Helen Bidou: Enter the Spinnaker Lounge

Comedy
Recommended
5 out of 5 stars
Helen Bidou
Photograph: Supplied

The fashion expert from ABC’s Get Krack!n breaks out with a solo show that’s sarong it’s sa-right

Anne Edmonds' breakout comedy character – the appallingly marvelous Helen Bidou – was always too big to be confined by the two dimensions of TV.

This year Bidou's live act was one of the biggest hits at this year's Melbourne International Comedy Festival, winning rave reviews across the board and adding a whole stack of additional shows. Now it's Sydney's turn to see the show, which was nominated for the prestigious Barry Award for best show.

Read Helen Razer's five-star review of the Melbourne International Comedy Festival season of Enter the Spinnaker Lounge:

I didn’t write any words down in the Spinnaker Lounge – the fictional late-night bar in which fictional late-night outrage Helen Bidou performs a cabaret-infomercial. This is for two reasons. First, there is laughter so physical it destroys all motor control. Second, a show like this can never be evoked in words.

What do you say when you’ve been pissing yourself for an hour? That this show is wonderful. That this show is gross. That this show may not appeal to persons who prefer comedy built on an intellectual foundation. It will appeal to those who can happily commit to stupidity.

Anne Edmonds’ Bidou is, by no means, the product of stupidity. She’s an elaborate hysteric whose suburban origin story feels as complete as Dame Edna’s, far better charted than that of either Kath or Kim. Her language is borrowed from morning television, discount vouchers and the sort of ballads sung by X-Factor contestants. Her identity, like Edna’s, is borrowed from delusion. She is a proud Australian who bakes in Bali, an entrepreneur who trades in stolen goods. She’s an ingenue with an adult son, played by Sam Campbell. Who must be commended for his first-rate Oedipal anxiety.

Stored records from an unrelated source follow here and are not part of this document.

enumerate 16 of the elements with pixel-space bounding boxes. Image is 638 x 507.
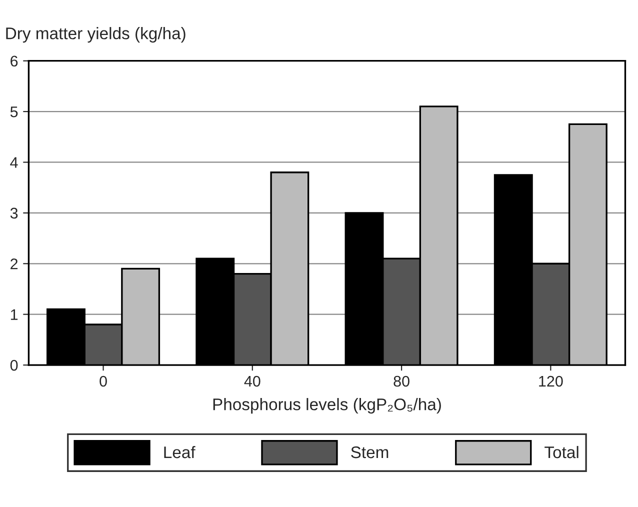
y-tick-label: 3 <box>10 208 18 219</box>
legend-label: Stem <box>351 446 388 458</box>
x-tick-label: 0 <box>100 376 107 387</box>
y-tick-label: 0 <box>10 360 18 371</box>
x-tick-label: 120 <box>539 376 563 387</box>
legend-label: Leaf <box>164 446 196 458</box>
y-tick-label: 5 <box>10 106 18 118</box>
y-tick-label: 1 <box>10 309 18 320</box>
y-tick-label: 2 <box>10 258 18 270</box>
x-tick-label: 80 <box>394 376 410 387</box>
y-tick-label: 4 <box>10 157 18 168</box>
y-tick-label: 6 <box>10 56 18 67</box>
x-axis-title: Phosphorus levels (kgP₂O₅/ha) <box>213 398 441 414</box>
x-tick-label: 40 <box>244 376 260 387</box>
legend-label: Total <box>544 446 578 458</box>
y-axis-title: Dry matter yields (kg/ha) <box>6 27 186 43</box>
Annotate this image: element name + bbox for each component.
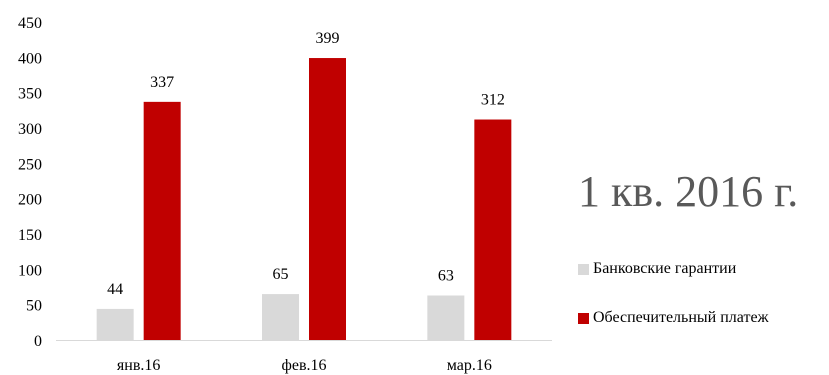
y-tick-label: 400 — [18, 50, 42, 67]
bars — [96, 58, 512, 341]
data-label: 337 — [150, 74, 174, 91]
data-label: 65 — [273, 266, 289, 283]
y-tick-label: 0 — [34, 333, 42, 350]
legend-label-bank-guarantees: Банковские гарантии — [593, 260, 737, 277]
x-axis: янв.16 фев.16 мар.16 — [56, 340, 552, 374]
bar — [427, 295, 465, 340]
bar — [474, 119, 512, 341]
legend-swatch-bank-guarantees — [578, 263, 589, 275]
bar — [96, 308, 134, 340]
y-tick-label: 150 — [18, 227, 42, 244]
data-label: 399 — [316, 30, 340, 47]
y-tick-label: 50 — [26, 298, 42, 315]
y-tick-label: 100 — [18, 262, 42, 279]
legend: Банковские гарантии Обеспечительный плат… — [578, 258, 769, 356]
x-tick-label: фев.16 — [281, 357, 326, 374]
data-labels: 44 337 65 399 63 312 — [107, 30, 505, 298]
y-tick-label: 350 — [18, 86, 42, 103]
legend-item-bank-guarantees: Банковские гарантии — [578, 258, 769, 280]
legend-swatch-security-payment — [578, 312, 589, 324]
data-label: 44 — [107, 281, 123, 298]
bar — [262, 294, 299, 340]
bar — [309, 58, 346, 340]
y-tick-label: 200 — [18, 192, 42, 209]
data-label: 312 — [481, 92, 505, 109]
bar — [143, 101, 181, 340]
legend-item-security-payment: Обеспечительный платеж — [578, 307, 769, 329]
y-tick-label: 250 — [18, 156, 42, 173]
y-tick-label: 450 — [18, 15, 42, 32]
legend-label-security-payment: Обеспечительный платеж — [593, 309, 769, 326]
x-tick-label: мар.16 — [447, 357, 492, 374]
y-tick-label: 300 — [18, 121, 42, 138]
x-tick-label: янв.16 — [117, 357, 160, 374]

To date, all published reviews have praised this 18+ show, but do so for its seeming sloppiness or spontaneity. The Bidou persona may be chaotic, but I don’t think we can say that of the Bidou conception. I’m pretty certain all cues are triggered and all sarongs fall down at the precise moment of their planning. I’m pretty certain Anne Edmonds is a mastermind producer of big, dumb laughs.